Если честно, то Света и чувствует себя иногда такой вот мамкой-нянькой. Нравится ей это? Не очень, хотя поначалу даже забавляло. Теперь же все сильней беспокоит. Родители опять же донимают: парень-то что себе думает?
Собственно, на этом можно и точку поставить. Верней, многоточие.
Или же вот так –
Дремлет наш герой, вольготно раскинувшись на кровати (а может, и в кресле, там же, у Светланы), и грезится ему вот что:
…Утро великолепное; в воздухе прохладно; солнце еще не высоко. От дома, от деревьев, и от голубятни, и от галереи – от всего побежали далеко длинные тени. В саду и на дворе образовались прохладные уголки, манящие к задумчивости и сну. Только вдали поле с рожью точно горит огнем да речка так блестит и сверкает на солнце, что глазам больно.

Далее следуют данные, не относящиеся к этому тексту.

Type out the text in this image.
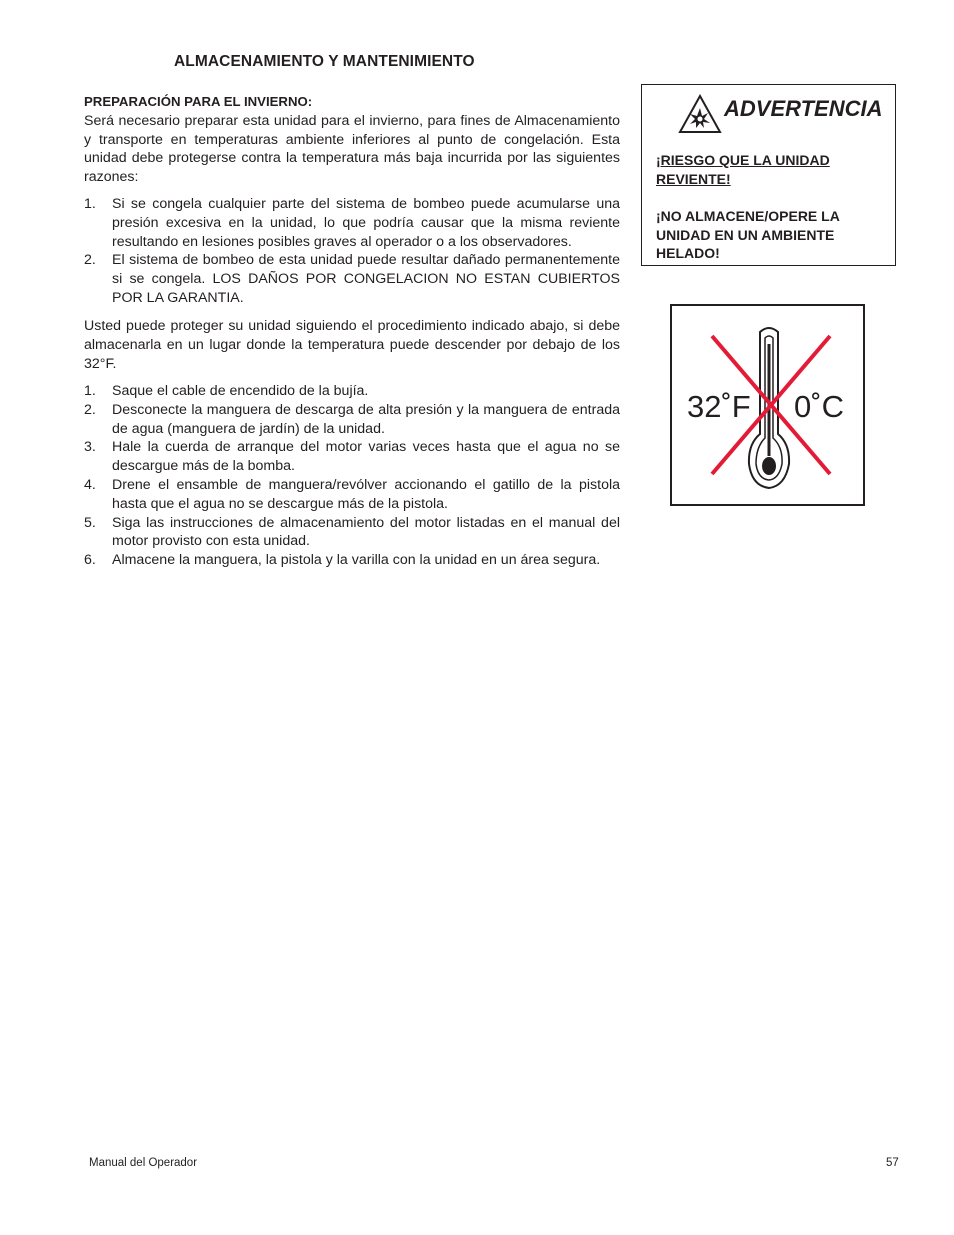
ALMACENAMIENTO Y MANTENIMIENTO
PREPARACIÓN PARA EL INVIERNO:

Será necesario preparar esta unidad para el invierno, para fines de Almacenamiento y transporte en temperaturas ambiente inferiores al punto de congelación. Esta unidad debe protegerse contra la temperatura más baja incurrida por las siguientes razones:

1. Si se congela cualquier parte del sistema de bombeo puede acumularse una presión excesiva en la unidad, lo que podría causar que la misma reviente resultando en lesiones posibles graves al operador o a los observadores.
2. El sistema de bombeo de esta unidad puede resultar dañado permanentemente si se congela. LOS DAÑOS POR CONGELACION NO ESTAN CUBIERTOS POR LA GARANTIA.

Usted puede proteger su unidad siguiendo el procedimiento indicado abajo, si debe almacenarla en un lugar donde la temperatura puede descender por debajo de los 32°F.

1. Saque el cable de encendido de la bujía.
2. Desconecte la manguera de descarga de alta presión y la manguera de entrada de agua (manguera de jardín) de la unidad.
3. Hale la cuerda de arranque del motor varias veces hasta que el agua no se descargue más de la bomba.
4. Drene el ensamble de manguera/revólver accionando el gatillo de la pistola hasta que el agua no se descargue más de la pistola.
5. Siga las instrucciones de almacenamiento del motor listadas en el manual del motor provisto con esta unidad.
6. Almacene la manguera, la pistola y la varilla con la unidad en un área segura.
ADVERTENCIA
¡RIESGO QUE LA UNIDAD REVIENTE!
¡NO ALMACENE/OPERE LA UNIDAD EN UN AMBIENTE HELADO!
32˚F 0˚C
Manual del Operador	57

– Отчего это, няня, тут темно, а там светло, а ужо будет и там светло? – спрашивает ребенок.
– Оттого, батюшка, что солнце идет навстречу месяцу и не видит его, так и хмурится; а ужо завидит издали, так и просветлеет.
Задумывается ребенок и все смотрит вокруг…
Они смотрели на него из окна четвертого этажа и махали руками. Мальчик стоял коленями на подоконнике, а мать поддерживала рукой щупленькое тельце, и оба махали вслед удаляющемуся по двору отцу. Вот он приблизился к арке, остановился на минуту, полуобернулся к ним в последний раз, рука его несколько раз ответно рассекла воздух. Еще через мгновение арка поглотила его.
Мальчик расстроился, в голосе появилась плаксивость. «А когда папа вернется?» – спросил.
«Скоро, скоро вернется», – мать прижала его к себе, а потом помогла спрыгнуть с подоконника.
Откуда Игорь знал, что отец тогда уезжал именно в Смоленск, а не куда-нибудь еще? Скорей всего, просто память сохранила это прощание, одно из многих (отец часто ездил в командировки, так, во всяком случае, назывались его не очень долгие – долгие, долгие! – отлучки.
Как только намечалась очередная командировка, появлялся небольшой кожаный, чуть потертый по краям коричневый чемоданчик, куда отец клал бритву, помазок, зубную щетку, полотенце, еще что-то, аккуратно завернутое в белую бумагу и перевязанное узкой цветной ленточкой.